Dubai – Brazilian companies participating in Gulfood closed deals and hope to receive more orders in coming months. The food sector fair ended on Thursday (28), in Dubai, in the United Arab Emirates, after four busy days. The general evaluation of companies is that the number of visitors and of contacts made was higher than in previous years.
In the case of the Brazilian Fruit Institute (Ibraf), which brought eight exhibitors to the fair in partnership with the Brazilian Export and Investment Promotion Agency (Apex), the return given by companies was that business of US$ 8.5 million was closed, 30% more than in the 2012 edition. For the coming 12 months, expectations are for US$ 36 million in deals due to the fair.
"Businessmen were very pleased with the results and the movement at the fair,” said Luciana Pacheco, manager of the Ibraf/Apex project. "The evaluation is that the volume and quality of contacts was greater than in 2012,” she added.
According to her, to the Ibraf, Gulfood is an “excellent option to show the diversity of Brazilian products.” Two of the highlights, in her opinion, were assai and cashew juice.
“Assai was very successful. Despite having a different flavour, [visitors] liked it very much, that was also the case with cashew juice, which is also something that they do not know,” she pointed out. Two companies offered assai at the Ibraf stand, and one took cashew juice. “They are seeking new flavours and this is an opportunity to present them,” she pointed out.
Brazilian exhibitors were brought together in stands divided by kind of product, each organized by a sectorial organisation in partnership with the Apex. Apart from fruit, there were spaces for beef, chicken, biscuits and pasta, sweets and coffee. Some companies had their own installations.
“There was intense visitation and some effective contacts,” explained the export manager of biscuit company Mabel, Waleska Rodrigues Rocha. The company was acquired by Pepsico in 2011. According to her, Mabel has a client in the Emirates who sells to other countries, especially in Africa.
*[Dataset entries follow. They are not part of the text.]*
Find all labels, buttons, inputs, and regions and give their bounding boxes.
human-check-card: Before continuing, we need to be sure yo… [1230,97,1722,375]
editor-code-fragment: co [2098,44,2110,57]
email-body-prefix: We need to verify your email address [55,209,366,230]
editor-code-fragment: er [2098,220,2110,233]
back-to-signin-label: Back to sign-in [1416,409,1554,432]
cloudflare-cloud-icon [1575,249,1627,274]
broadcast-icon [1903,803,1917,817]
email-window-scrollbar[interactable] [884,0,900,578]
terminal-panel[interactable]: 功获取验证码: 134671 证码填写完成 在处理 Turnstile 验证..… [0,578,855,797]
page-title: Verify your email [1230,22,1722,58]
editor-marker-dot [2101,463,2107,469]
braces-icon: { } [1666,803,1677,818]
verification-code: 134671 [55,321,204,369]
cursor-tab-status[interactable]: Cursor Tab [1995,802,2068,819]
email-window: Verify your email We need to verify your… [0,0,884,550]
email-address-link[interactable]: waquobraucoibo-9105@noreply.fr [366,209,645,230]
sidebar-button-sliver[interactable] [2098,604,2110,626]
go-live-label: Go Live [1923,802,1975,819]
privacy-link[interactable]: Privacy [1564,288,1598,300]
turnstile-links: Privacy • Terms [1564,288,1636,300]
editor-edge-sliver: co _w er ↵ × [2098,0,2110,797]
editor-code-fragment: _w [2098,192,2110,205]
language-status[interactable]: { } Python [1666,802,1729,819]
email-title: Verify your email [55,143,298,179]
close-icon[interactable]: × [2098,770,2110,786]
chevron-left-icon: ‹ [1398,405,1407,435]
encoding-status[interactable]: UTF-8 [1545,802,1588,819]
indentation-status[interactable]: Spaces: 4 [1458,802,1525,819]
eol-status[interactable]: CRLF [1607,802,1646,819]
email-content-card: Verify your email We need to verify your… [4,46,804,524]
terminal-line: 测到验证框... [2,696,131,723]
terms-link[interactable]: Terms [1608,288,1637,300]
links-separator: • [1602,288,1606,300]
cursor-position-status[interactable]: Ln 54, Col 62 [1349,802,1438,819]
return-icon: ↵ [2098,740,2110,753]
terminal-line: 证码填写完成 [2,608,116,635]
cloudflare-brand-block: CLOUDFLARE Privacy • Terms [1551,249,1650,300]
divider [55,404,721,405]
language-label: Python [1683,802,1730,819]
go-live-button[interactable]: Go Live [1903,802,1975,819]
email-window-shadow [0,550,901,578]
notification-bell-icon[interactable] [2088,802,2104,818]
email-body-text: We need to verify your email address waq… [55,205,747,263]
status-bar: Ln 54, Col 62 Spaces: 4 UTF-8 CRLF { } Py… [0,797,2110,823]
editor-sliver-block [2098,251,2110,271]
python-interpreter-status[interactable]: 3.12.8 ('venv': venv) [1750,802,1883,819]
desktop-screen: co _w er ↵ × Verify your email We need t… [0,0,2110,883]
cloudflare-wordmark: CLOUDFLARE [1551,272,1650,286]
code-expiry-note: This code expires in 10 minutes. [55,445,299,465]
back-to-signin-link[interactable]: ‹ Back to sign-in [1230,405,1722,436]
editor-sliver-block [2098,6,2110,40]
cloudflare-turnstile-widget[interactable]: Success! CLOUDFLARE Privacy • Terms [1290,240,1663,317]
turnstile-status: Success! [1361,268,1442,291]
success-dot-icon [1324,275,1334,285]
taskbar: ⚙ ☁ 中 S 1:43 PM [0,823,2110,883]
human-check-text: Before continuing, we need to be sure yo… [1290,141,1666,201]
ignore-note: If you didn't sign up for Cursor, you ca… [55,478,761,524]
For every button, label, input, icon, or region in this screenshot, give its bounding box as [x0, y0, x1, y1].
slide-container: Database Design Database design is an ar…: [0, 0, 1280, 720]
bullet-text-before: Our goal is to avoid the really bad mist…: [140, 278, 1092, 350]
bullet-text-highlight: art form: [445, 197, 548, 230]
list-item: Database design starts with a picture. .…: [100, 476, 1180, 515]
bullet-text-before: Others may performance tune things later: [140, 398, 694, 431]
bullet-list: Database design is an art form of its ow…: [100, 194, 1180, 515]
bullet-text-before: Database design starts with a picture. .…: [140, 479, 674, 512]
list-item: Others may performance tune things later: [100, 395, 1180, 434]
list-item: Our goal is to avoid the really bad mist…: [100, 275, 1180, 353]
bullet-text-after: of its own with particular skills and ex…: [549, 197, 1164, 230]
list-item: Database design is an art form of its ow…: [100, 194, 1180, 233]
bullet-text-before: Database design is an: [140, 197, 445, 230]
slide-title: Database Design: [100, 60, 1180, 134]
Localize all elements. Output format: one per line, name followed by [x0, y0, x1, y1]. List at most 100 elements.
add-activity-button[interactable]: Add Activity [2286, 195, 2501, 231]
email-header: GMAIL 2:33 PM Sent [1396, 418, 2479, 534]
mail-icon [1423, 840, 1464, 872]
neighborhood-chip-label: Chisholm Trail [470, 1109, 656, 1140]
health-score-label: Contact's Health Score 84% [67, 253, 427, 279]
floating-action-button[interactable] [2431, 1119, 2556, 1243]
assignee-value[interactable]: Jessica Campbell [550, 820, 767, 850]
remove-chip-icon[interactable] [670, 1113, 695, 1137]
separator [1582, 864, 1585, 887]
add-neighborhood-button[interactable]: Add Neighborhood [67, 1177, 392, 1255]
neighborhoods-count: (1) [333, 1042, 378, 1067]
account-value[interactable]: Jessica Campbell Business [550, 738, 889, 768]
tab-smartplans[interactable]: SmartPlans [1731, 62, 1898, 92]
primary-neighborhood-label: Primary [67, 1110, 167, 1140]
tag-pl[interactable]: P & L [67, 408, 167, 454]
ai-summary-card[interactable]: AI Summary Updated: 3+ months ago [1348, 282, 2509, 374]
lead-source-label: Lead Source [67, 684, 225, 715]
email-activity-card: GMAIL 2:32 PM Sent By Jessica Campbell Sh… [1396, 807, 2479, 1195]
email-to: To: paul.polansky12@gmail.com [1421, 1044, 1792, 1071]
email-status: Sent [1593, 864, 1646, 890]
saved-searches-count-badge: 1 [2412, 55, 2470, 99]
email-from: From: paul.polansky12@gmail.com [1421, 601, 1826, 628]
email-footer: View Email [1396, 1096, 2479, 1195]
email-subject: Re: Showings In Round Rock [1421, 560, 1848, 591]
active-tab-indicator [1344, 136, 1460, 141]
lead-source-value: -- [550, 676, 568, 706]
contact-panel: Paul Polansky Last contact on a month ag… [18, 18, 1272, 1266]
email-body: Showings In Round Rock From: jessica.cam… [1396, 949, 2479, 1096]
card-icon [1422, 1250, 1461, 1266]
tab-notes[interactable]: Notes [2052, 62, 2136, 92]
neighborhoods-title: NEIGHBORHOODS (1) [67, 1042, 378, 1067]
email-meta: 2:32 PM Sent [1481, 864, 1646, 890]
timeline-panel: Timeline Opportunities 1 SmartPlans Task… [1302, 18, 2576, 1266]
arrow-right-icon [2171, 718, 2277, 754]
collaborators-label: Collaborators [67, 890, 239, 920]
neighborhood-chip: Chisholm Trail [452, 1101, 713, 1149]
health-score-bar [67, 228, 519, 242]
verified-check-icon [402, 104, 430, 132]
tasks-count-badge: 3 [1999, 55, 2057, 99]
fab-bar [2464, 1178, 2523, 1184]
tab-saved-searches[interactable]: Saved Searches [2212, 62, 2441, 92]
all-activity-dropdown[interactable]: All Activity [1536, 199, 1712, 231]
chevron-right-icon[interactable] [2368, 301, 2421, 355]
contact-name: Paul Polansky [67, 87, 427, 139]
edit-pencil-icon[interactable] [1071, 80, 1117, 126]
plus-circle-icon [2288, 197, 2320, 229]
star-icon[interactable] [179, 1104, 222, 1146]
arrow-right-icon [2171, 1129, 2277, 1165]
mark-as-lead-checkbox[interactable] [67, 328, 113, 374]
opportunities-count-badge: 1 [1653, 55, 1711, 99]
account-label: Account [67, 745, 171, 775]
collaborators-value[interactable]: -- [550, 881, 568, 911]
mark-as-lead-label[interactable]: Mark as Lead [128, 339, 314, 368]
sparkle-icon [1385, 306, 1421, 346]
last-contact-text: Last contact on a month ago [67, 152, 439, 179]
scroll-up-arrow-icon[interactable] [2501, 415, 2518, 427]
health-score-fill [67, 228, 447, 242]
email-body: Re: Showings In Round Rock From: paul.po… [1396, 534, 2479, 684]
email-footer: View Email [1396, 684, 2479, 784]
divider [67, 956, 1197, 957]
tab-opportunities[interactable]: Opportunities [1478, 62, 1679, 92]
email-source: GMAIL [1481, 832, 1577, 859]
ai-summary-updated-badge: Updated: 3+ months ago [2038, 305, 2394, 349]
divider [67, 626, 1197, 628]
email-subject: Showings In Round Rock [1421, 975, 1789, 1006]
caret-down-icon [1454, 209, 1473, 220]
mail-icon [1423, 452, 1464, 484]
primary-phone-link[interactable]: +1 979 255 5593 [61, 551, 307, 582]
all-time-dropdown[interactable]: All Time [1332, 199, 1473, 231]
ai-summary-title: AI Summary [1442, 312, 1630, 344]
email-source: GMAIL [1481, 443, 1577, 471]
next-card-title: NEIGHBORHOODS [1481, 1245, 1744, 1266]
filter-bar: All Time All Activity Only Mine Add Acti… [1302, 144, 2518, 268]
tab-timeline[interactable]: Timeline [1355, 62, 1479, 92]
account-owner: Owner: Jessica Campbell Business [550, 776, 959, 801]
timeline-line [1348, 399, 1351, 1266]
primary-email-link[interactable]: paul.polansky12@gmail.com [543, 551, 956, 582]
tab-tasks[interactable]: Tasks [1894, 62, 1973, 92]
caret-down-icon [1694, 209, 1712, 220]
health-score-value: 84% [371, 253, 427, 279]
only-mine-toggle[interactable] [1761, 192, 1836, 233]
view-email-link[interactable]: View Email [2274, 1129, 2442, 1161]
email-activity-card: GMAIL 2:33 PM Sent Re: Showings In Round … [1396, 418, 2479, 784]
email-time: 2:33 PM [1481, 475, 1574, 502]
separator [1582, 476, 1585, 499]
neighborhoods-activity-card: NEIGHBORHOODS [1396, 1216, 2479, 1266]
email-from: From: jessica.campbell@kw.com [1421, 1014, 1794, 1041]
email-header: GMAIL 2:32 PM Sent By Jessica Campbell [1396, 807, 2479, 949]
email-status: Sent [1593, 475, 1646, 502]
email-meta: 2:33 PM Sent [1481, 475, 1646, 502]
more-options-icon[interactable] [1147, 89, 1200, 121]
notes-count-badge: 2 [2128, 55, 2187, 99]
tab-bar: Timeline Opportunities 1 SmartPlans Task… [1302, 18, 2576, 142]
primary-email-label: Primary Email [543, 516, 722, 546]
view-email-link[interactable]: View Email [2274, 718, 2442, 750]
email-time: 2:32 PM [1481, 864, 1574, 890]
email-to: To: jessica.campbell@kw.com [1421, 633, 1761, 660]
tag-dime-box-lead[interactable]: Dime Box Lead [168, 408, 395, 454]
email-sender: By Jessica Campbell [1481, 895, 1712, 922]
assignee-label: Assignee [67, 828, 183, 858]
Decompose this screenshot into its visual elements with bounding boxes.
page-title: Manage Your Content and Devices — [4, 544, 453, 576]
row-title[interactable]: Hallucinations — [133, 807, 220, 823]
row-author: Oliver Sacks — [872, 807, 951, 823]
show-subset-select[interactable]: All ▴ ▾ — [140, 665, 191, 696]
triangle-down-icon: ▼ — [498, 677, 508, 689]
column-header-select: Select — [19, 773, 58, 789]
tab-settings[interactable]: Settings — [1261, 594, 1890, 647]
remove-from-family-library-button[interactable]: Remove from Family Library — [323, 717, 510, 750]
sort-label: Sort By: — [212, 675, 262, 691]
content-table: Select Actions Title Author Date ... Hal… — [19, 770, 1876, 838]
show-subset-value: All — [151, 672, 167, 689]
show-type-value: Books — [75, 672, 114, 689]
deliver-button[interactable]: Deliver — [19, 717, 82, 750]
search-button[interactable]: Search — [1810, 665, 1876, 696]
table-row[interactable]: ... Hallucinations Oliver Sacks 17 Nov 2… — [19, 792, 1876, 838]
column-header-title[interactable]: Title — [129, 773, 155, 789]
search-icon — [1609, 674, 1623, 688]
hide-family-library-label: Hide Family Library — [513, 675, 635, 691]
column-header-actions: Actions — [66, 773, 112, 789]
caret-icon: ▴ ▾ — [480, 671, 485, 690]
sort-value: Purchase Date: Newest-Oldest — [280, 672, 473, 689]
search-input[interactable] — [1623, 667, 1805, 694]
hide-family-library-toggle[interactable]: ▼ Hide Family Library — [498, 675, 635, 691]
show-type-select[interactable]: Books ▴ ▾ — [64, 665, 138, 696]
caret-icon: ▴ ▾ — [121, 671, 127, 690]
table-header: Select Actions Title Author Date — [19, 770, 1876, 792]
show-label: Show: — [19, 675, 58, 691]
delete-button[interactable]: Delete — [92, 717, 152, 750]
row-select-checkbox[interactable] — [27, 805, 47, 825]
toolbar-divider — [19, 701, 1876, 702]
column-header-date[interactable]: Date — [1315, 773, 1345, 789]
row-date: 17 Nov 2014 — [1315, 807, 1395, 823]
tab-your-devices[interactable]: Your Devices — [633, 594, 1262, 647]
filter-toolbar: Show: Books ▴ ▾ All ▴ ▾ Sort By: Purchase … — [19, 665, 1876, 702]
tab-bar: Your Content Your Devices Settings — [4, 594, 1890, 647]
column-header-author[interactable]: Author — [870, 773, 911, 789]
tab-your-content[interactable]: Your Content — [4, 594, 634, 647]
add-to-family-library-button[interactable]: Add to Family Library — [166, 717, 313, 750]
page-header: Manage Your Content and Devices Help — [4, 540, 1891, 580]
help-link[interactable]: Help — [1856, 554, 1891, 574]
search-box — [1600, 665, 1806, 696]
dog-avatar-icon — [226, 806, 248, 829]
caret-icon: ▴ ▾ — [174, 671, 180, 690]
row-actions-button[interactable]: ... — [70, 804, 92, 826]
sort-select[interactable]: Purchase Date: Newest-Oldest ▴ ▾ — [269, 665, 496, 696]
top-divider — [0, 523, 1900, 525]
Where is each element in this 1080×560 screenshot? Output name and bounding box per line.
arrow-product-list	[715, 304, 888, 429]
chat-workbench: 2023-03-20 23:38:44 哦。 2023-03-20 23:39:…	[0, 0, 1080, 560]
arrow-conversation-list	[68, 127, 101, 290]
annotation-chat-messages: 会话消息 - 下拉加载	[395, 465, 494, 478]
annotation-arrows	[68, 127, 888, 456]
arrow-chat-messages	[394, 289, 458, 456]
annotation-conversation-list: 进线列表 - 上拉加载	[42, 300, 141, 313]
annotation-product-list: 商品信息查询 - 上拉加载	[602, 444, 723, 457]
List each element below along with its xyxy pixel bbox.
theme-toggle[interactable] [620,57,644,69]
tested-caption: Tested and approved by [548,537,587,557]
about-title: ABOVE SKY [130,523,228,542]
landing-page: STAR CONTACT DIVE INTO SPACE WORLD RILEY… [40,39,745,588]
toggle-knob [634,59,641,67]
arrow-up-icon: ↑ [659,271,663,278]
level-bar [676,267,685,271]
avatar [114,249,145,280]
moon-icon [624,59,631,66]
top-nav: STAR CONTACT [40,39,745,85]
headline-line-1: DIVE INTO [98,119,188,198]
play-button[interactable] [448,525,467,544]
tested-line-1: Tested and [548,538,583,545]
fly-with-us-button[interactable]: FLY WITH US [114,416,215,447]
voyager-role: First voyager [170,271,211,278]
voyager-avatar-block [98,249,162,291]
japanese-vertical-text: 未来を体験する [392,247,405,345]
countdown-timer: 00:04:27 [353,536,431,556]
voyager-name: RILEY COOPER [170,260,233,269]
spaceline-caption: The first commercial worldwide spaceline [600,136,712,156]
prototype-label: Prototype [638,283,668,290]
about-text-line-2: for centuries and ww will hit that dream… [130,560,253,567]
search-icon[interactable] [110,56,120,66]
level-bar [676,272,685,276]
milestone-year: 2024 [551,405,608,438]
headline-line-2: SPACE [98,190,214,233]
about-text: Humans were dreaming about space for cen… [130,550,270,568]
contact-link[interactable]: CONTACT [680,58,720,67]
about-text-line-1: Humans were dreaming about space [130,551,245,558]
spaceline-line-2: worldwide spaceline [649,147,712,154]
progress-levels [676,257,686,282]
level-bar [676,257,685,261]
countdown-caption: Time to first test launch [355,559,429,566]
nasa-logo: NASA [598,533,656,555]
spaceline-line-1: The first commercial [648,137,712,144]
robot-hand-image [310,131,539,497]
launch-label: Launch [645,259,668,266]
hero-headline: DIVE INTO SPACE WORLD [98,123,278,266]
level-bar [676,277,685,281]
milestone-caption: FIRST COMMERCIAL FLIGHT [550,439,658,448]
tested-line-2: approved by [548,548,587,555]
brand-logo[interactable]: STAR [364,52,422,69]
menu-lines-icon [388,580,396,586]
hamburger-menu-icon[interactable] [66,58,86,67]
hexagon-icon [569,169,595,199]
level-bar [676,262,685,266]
Now the company wants a distributor to place the products on the local market.
At the Arab Brazilian Chamber of Commerce and Apex stand, Brazilian businessmen who were not exhibiting had a base for contacts. “All companies I spoke to were satisfied with the Arab Brazilian Chamber and Apex support,” said Rafael Abdulmassih, who is responsible for the business area at the Arab Brazilian Chamber.
His evaluation of the fair was positive. “The pavilion was crowded and the volume of products offered was very good. This is truly the place to do good business each year,” he pointed out, recalling the solid presence not just of Arab visitors, but also of Asians, Africans and Europeans.
Abdulmassih and the marketing manager at the Arab Brazilian Chamber, Karina Cassapula, also had meetings with organisations interested in promoting business with Brazil, like the export promotion agencies of Qatar and Libya, DMG, the organizer of Gulfood, and Dewa, the Dubai water and electricity utility.
Charity
At the end, the samples that remained were donated to a charity in an initiative by the Brazilian Daniela Vilela, who lives in Dubai. She helps an orphanage that takes care of 70 children in Nairobi, Kenya.
Vilela learnt about the organisation, run by a couple of Kenyans, during a holiday trip with her family. “We were enchanted with the place and wanted to help,” she said, adding that the children are very poor and that she has been mobilizing other Brazilians who live in Dubai to make donations. The initiative has already managed, for example, to replace the mattresses on which the children sleep, which were in very bad shape. “The donations come naturally,” she said.
The Apex project manager, Carla Rodrigues, said that the idea of donating the samples came now, but that it may become a tradition. “The idea, for 2014, is to promote the strategy in advance, to talk to companies prior to their trip,” she said.